ここでは、作・演出を手がける態変の芸術監督・金滿里と、本作のシステムアーキテクトに名を連ねるアーティストの時里充によるメッセージを紹介。新作「BRAIN」や今回のコラボレーションについての思いを聞いた。
金滿里
──今回のテーマとして“脳”を取り上げることにしたのはなぜですか?
混迷する現代社会にとって、人間価値を図るのに益々重要度が上がるのが脳である。
態変の非効率な身体の偏りの動きは、脳の価値とは真逆なあり方を示す恰好な実存だといえる。
敢えて、態変が最先端の、既に包囲されている、脳への傾斜の近未来的偶像を取り上げることによって、来たるべき人間にとっての選択を流されず能動的足らんとする人間存在へのエールとして描きたい。
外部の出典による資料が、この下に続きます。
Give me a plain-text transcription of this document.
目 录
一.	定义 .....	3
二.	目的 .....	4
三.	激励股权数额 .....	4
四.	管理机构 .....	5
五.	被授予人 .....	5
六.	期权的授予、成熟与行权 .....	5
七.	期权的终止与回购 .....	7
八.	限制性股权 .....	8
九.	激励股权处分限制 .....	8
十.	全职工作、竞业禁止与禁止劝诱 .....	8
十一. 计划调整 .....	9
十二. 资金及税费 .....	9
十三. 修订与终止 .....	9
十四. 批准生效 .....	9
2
──今作のコラボレーターである時里充さんとのお話の中で、印象的だったことがあれば教えてください。
言語へのコンプレックスがAIアートへ向かわせた、というようなことを言われたのが一つ。
二つには、AIは身体を持たないと言われたこと。
──態変は今年創立42年目を迎えました。長いカンパニーの歴史の中で、現在の態変というカンパニーの魅力は、どんなところにあると感じますか?
長くても、新鮮で常に産まれたてなような、驚きを持った新発見があるところ。
──観客が作品を観るきっかけやヒントになるようなキーワードを教えてください。
好きに、楽に、観てください。
時里充
──今回、態変とのコラボレートすることになったのはどのような思いからですか?
態変というグループの存在は、数年前から知っていました。いつか生で作品を観たいと思っていましたが、実はまだ観ていませんでした。昨年の夏前あたり、中村茜さんから「金さんと話してみない?」と声をかけてもらい、緊張しながら金さんとオンラインミーティングをしたのが今回のコラボレーションの始まりです。その時から毎月のように金さんと対話を重ね、AIやテクノロジー、また金さんの今までの活動や思想など多岐にわたる話を繰り返しながら、この作品に参加することになりました。
稽古場に時々通い、強い刺激を受けながら、どうしたらいいのかと日々考えすぎています。
──金滿里さんとのお話の中で、印象的だったことがあれば教えてください。
印象的な話は多々あるのですがやっぱり「態変は42年間、頭を否定して、体が一番、体は頭より偉いんや!」という言葉です。これは何度も耳にしてきましたし、その姿勢をもって今回の作品が「BRAIN(ブレイン)」であることが、とても象徴的だと感じます。
それ以外にも、毎回お話しするたびに僕は強い衝撃を受け、自分の考え方やものの見方が変わっていくような感覚がありました。
あと態変ポリシーも好きです!
──本作で、時里さんは態変とどのようなコラボレーションをされますか?
具体的にといわれると悩みますが、やっぱり僕は金さんとの対話や態変の稽古を見ていて、自分でどうコラボレーションしていくかという所は常に悩んでいますが、僕のやっていること、今までやってきたことは、コンピューターやテクノロジーなどを使ってどうにかするかなので、やはりそれらを使って迎え撃つべく制作中です。また、私の身体も、何かしらで関わることもできるのではないかとも思っています。
──観客が作品を観るきっかけやヒントになるようなキーワードを教えてください。
やはり注目すべきところは、42年間「頭を否定」し続けてきた態変が、AIやテクノロジーについて考えながら、脳について今一度考えて作品を制作するという所だと思います。もちろん彼らの身体が素晴らしいのでぜひ観てほしいですが、現在のAIやテクノロジーの発展の中で態変の身体がどのように反応しているかというところも注目ポイントだと思います。
私自身、自分の作品を作るうえでの考え方などもひっくり返されたりしているので、この記事を読んでいる皆さんも態変を観て、いろいろな意味でひっくり返されるとよいと思います。
プロフィール
態変(タイヘン)
1983年に金滿里によって大阪を拠点に創設されたパフォーマンスグループ。身体障がい者にしか演じられない身体表現を追求している。
金滿里(キムマンリ)
作・演出家、舞踊家。韓国の舞踊・伽耶琴・唄の古典芸術家であった金紅珠(キム・ホンジュ)の娘。1983年、大阪にてメンバーが全員身体障がい者である態変を旗揚げし、芸術監督を務める。著書に「生きることのはじまり」。
時里充(トキサトミツル)
1990年、兵庫県生まれ。アーティスト。2010年、岐阜県立国際情報科学芸術アカデミー [IAMAS]、2012年多摩美術大学卒業。画面やカメラに関する実験と観察を行ない、認知や軽量化といったデジタル性に関する作品を制作発表。小林椋とのユニット・正直などでライヴ活動を行なっている。